Memphis airport fires back after critical New York Times article
MEMPHIS, Tenn. — A recent New York Times article critical of Memphis International Airport had its leaders firing back Thursday.
The May 28 article, headlined “The trouble with Memphis airport: No crowds,” describes how a spacious terminal building was built for an air travel hub which has become a half-deserted white elephant.
Pace Cooper, chairman of the Airport Authority board, said the article doesn’t paint a true picture.
“If the article had gone on to describe the rebuilding, we wouldn’t have had to push back to say we didn’t agree with the article,” Cooper told WREG. “We have had 27 flight announcements since then, we had fares drop by $180 per trip. These are incredible progressive steps by the airport.”
Cooper admits there is more that can be done to fully bring the airport back to life, but he believes Memphis can do it much like other cities that lost their hub status.
“Memphis, in the 2012-2013 de-hubbing with Delta, suffered a blow, which is very similar to other cities like Nashville, Pittsburg and cities out west that were hubs but lost their carriers. But we have now come back as a more diversified, broad-based collective of carriers that service the market with good direct service.”
He also said that at night and because of FedEx, Memphis International is the busiest airport in America.
Wednesday, Allegiant airlines announced new flights from Memphis to Oakland, California.

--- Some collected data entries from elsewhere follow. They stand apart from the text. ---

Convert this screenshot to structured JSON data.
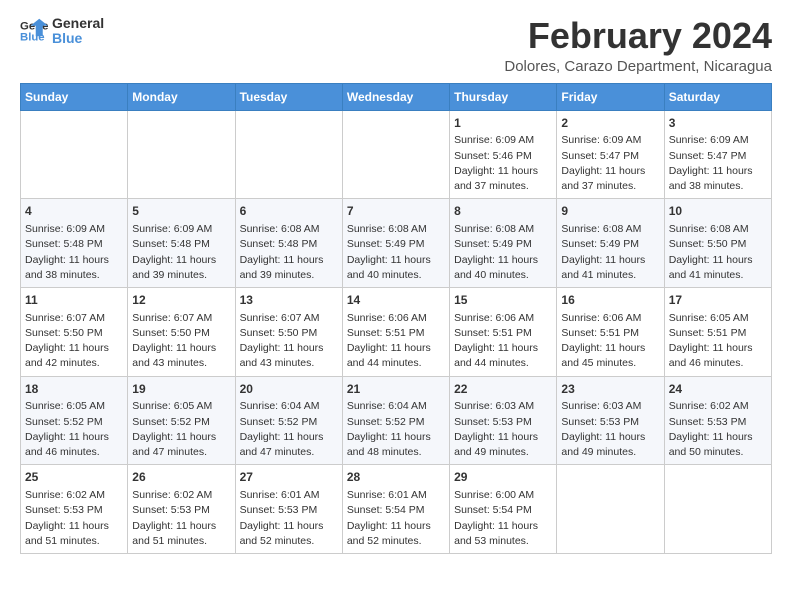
{
  "logo": {
    "line1": "General",
    "line2": "Blue"
  },
  "title": "February 2024",
  "subtitle": "Dolores, Carazo Department, Nicaragua",
  "weekdays": [
    "Sunday",
    "Monday",
    "Tuesday",
    "Wednesday",
    "Thursday",
    "Friday",
    "Saturday"
  ],
  "weeks": [
    [
      {
        "day": "",
        "info": ""
      },
      {
        "day": "",
        "info": ""
      },
      {
        "day": "",
        "info": ""
      },
      {
        "day": "",
        "info": ""
      },
      {
        "day": "1",
        "info": "Sunrise: 6:09 AM\nSunset: 5:46 PM\nDaylight: 11 hours and 37 minutes."
      },
      {
        "day": "2",
        "info": "Sunrise: 6:09 AM\nSunset: 5:47 PM\nDaylight: 11 hours and 37 minutes."
      },
      {
        "day": "3",
        "info": "Sunrise: 6:09 AM\nSunset: 5:47 PM\nDaylight: 11 hours and 38 minutes."
      }
    ],
    [
      {
        "day": "4",
        "info": "Sunrise: 6:09 AM\nSunset: 5:48 PM\nDaylight: 11 hours and 38 minutes."
      },
      {
        "day": "5",
        "info": "Sunrise: 6:09 AM\nSunset: 5:48 PM\nDaylight: 11 hours and 39 minutes."
      },
      {
        "day": "6",
        "info": "Sunrise: 6:08 AM\nSunset: 5:48 PM\nDaylight: 11 hours and 39 minutes."
      },
      {
        "day": "7",
        "info": "Sunrise: 6:08 AM\nSunset: 5:49 PM\nDaylight: 11 hours and 40 minutes."
      },
      {
        "day": "8",
        "info": "Sunrise: 6:08 AM\nSunset: 5:49 PM\nDaylight: 11 hours and 40 minutes."
      },
      {
        "day": "9",
        "info": "Sunrise: 6:08 AM\nSunset: 5:49 PM\nDaylight: 11 hours and 41 minutes."
      },
      {
        "day": "10",
        "info": "Sunrise: 6:08 AM\nSunset: 5:50 PM\nDaylight: 11 hours and 41 minutes."
      }
    ],
    [
      {
        "day": "11",
        "info": "Sunrise: 6:07 AM\nSunset: 5:50 PM\nDaylight: 11 hours and 42 minutes."
      },
      {
        "day": "12",
        "info": "Sunrise: 6:07 AM\nSunset: 5:50 PM\nDaylight: 11 hours and 43 minutes."
      },
      {
        "day": "13",
        "info": "Sunrise: 6:07 AM\nSunset: 5:50 PM\nDaylight: 11 hours and 43 minutes."
      },
      {
        "day": "14",
        "info": "Sunrise: 6:06 AM\nSunset: 5:51 PM\nDaylight: 11 hours and 44 minutes."
      },
      {
        "day": "15",
        "info": "Sunrise: 6:06 AM\nSunset: 5:51 PM\nDaylight: 11 hours and 44 minutes."
      },
      {
        "day": "16",
        "info": "Sunrise: 6:06 AM\nSunset: 5:51 PM\nDaylight: 11 hours and 45 minutes."
      },
      {
        "day": "17",
        "info": "Sunrise: 6:05 AM\nSunset: 5:51 PM\nDaylight: 11 hours and 46 minutes."
      }
    ],
    [
      {
        "day": "18",
        "info": "Sunrise: 6:05 AM\nSunset: 5:52 PM\nDaylight: 11 hours and 46 minutes."
      },
      {
        "day": "19",
        "info": "Sunrise: 6:05 AM\nSunset: 5:52 PM\nDaylight: 11 hours and 47 minutes."
      },
      {
        "day": "20",
        "info": "Sunrise: 6:04 AM\nSunset: 5:52 PM\nDaylight: 11 hours and 47 minutes."
      },
      {
        "day": "21",
        "info": "Sunrise: 6:04 AM\nSunset: 5:52 PM\nDaylight: 11 hours and 48 minutes."
      },
      {
        "day": "22",
        "info": "Sunrise: 6:03 AM\nSunset: 5:53 PM\nDaylight: 11 hours and 49 minutes."
      },
      {
        "day": "23",
        "info": "Sunrise: 6:03 AM\nSunset: 5:53 PM\nDaylight: 11 hours and 49 minutes."
      },
      {
        "day": "24",
        "info": "Sunrise: 6:02 AM\nSunset: 5:53 PM\nDaylight: 11 hours and 50 minutes."
      }
    ],
    [
      {
        "day": "25",
        "info": "Sunrise: 6:02 AM\nSunset: 5:53 PM\nDaylight: 11 hours and 51 minutes."
      },
      {
        "day": "26",
        "info": "Sunrise: 6:02 AM\nSunset: 5:53 PM\nDaylight: 11 hours and 51 minutes."
      },
      {
        "day": "27",
        "info": "Sunrise: 6:01 AM\nSunset: 5:53 PM\nDaylight: 11 hours and 52 minutes."
      },
      {
        "day": "28",
        "info": "Sunrise: 6:01 AM\nSunset: 5:54 PM\nDaylight: 11 hours and 52 minutes."
      },
      {
        "day": "29",
        "info": "Sunrise: 6:00 AM\nSunset: 5:54 PM\nDaylight: 11 hours and 53 minutes."
      },
      {
        "day": "",
        "info": ""
      },
      {
        "day": "",
        "info": ""
      }
    ]
  ]
}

Thursday, The New York Times published a letter to the editor from airport president and chief executive Scott Brockman, rebutting the article. It read:
We at the Memphis International Airport do not share your negativity. We do not shy away from the challenges that the loss of the Delta hub created. But we also have many reasons for optimism.
Since the loss of the Delta hub, the airport has added Air Canada, Allegiant, Frontier, Southwest and Vacation Express to its fleet of airlines. These and our existing airlines have combined to announce 27 new routes.
We’ve continued to chart a path that’s characterized by origin and destination passenger growth, falling average fares and passenger-centric amenities to maximize the travel experience.